So up until yesterday, I had been coping impressively well with being over a thousand miles from home without friends or family.
Not so much anymore.
What caused the change?
A boy, of course.
It wasn’t his fault, really. He just tried to tell me how he felt but he made zero sense, and of course I didn’t ask for clarification. So then I got to thinking about how I actually felt, which led me to feel inspired about my life and how I’ll find someone and that I just need to let him know that I don’t want a relationship. But then I realized that I don’t have any other friends really, which I matched with a reminder that it has only been a little over a week, don’t sweat. But then, I talked to my parents over Skype and called my grandma and realized that I am, no doubt, homesick. This, of course, led to me needing comfort, which I found none because I have no friends.

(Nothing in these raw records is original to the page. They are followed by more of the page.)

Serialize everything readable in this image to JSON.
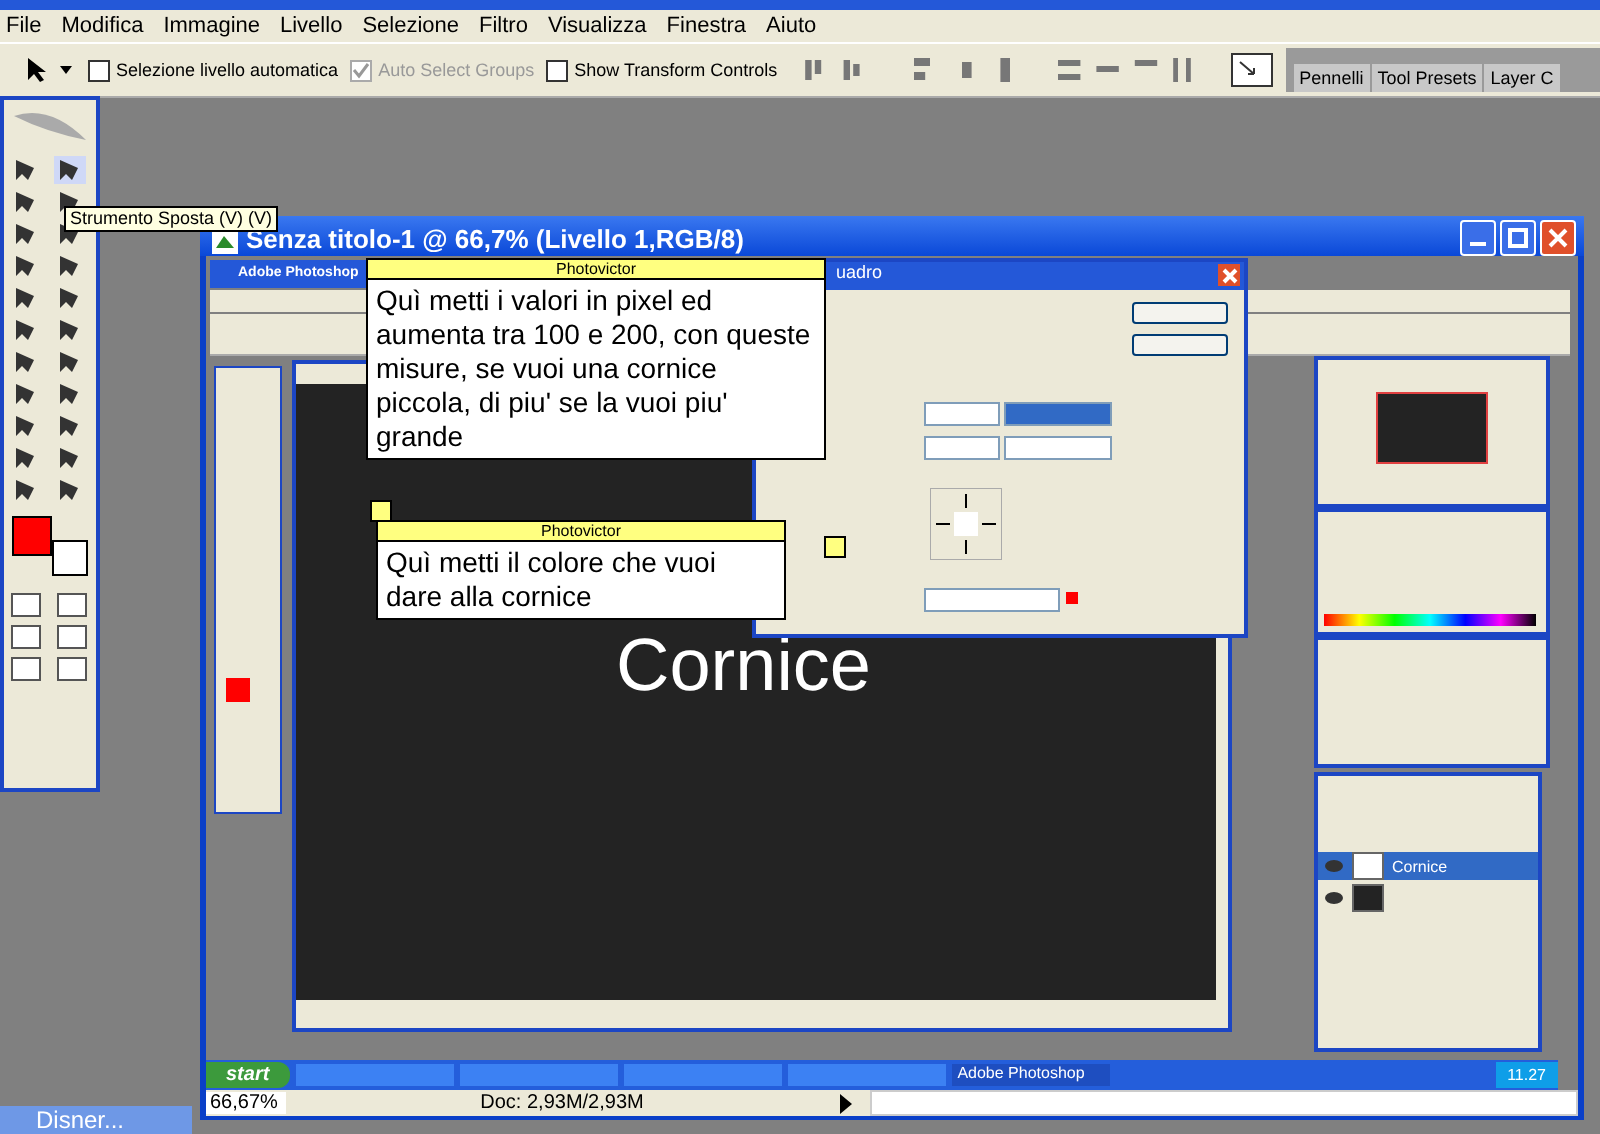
{
  "menu": [
    "File",
    "Modifica",
    "Immagine",
    "Livello",
    "Selezione",
    "Filtro",
    "Visualizza",
    "Finestra",
    "Aiuto"
  ],
  "options_bar": {
    "checkboxes": [
      {
        "label": "Selezione livello automatica",
        "checked": false,
        "disabled": false
      },
      {
        "label": "Auto Select Groups",
        "checked": true,
        "disabled": true
      },
      {
        "label": "Show Transform Controls",
        "checked": false,
        "disabled": false
      }
    ],
    "palette_tabs": [
      "Pennelli",
      "Tool Presets",
      "Layer C"
    ]
  },
  "toolbox": {
    "tooltip": "Strumento Sposta (V) (V)"
  },
  "document": {
    "title": "Senza titolo-1 @ 66,7% (Livello 1,RGB/8)",
    "zoom": "66,67%",
    "doc_info": "Doc: 2,93M/2,93M"
  },
  "inner": {
    "app_title": "Adobe Photoshop",
    "canvas_text": "Cornice",
    "dialog_title": "uadro",
    "layers": [
      {
        "name": "Cornice",
        "kind": "text",
        "selected": true
      },
      {
        "kind": "image",
        "selected": false
      }
    ]
  },
  "notes": [
    {
      "title": "Photovictor",
      "text": "Quì metti i valori in pixel ed aumenta tra 100 e 200, con queste misure, se vuoi una cornice piccola, di piu' se la vuoi piu' grande"
    },
    {
      "title": "Photovictor",
      "text": "Quì metti il colore che vuoi dare alla cornice"
    }
  ],
  "taskbar": {
    "start": "start",
    "tasks": [
      {
        "selected": false
      },
      {
        "selected": false
      },
      {
        "selected": false
      },
      {
        "selected": false
      },
      {
        "label": "Adobe Photoshop",
        "selected": true
      }
    ],
    "clock": "11.27"
  },
  "minimized_window": {
    "title": "Disner..."
  }
}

So I have not made any more friends, by no one’s fault but my own because I straight up turned down two offers to join people for lunch; I have not even talked to this guy about how I feel so he just thinks I’m acting weird; I still feel lost and alone because, well, I am.
“It gets better, honey.”
Yeah, I know it does. But until then, I’m not sure you know how much it utterly sucks to be this alone and helpless. It may not sound like a big deal; I might sound like a big baby. But put yourself in my shoes, at age 18, without anyone to talk to on a campus of 26,000 other students who all have friends, and tell me it’s easy.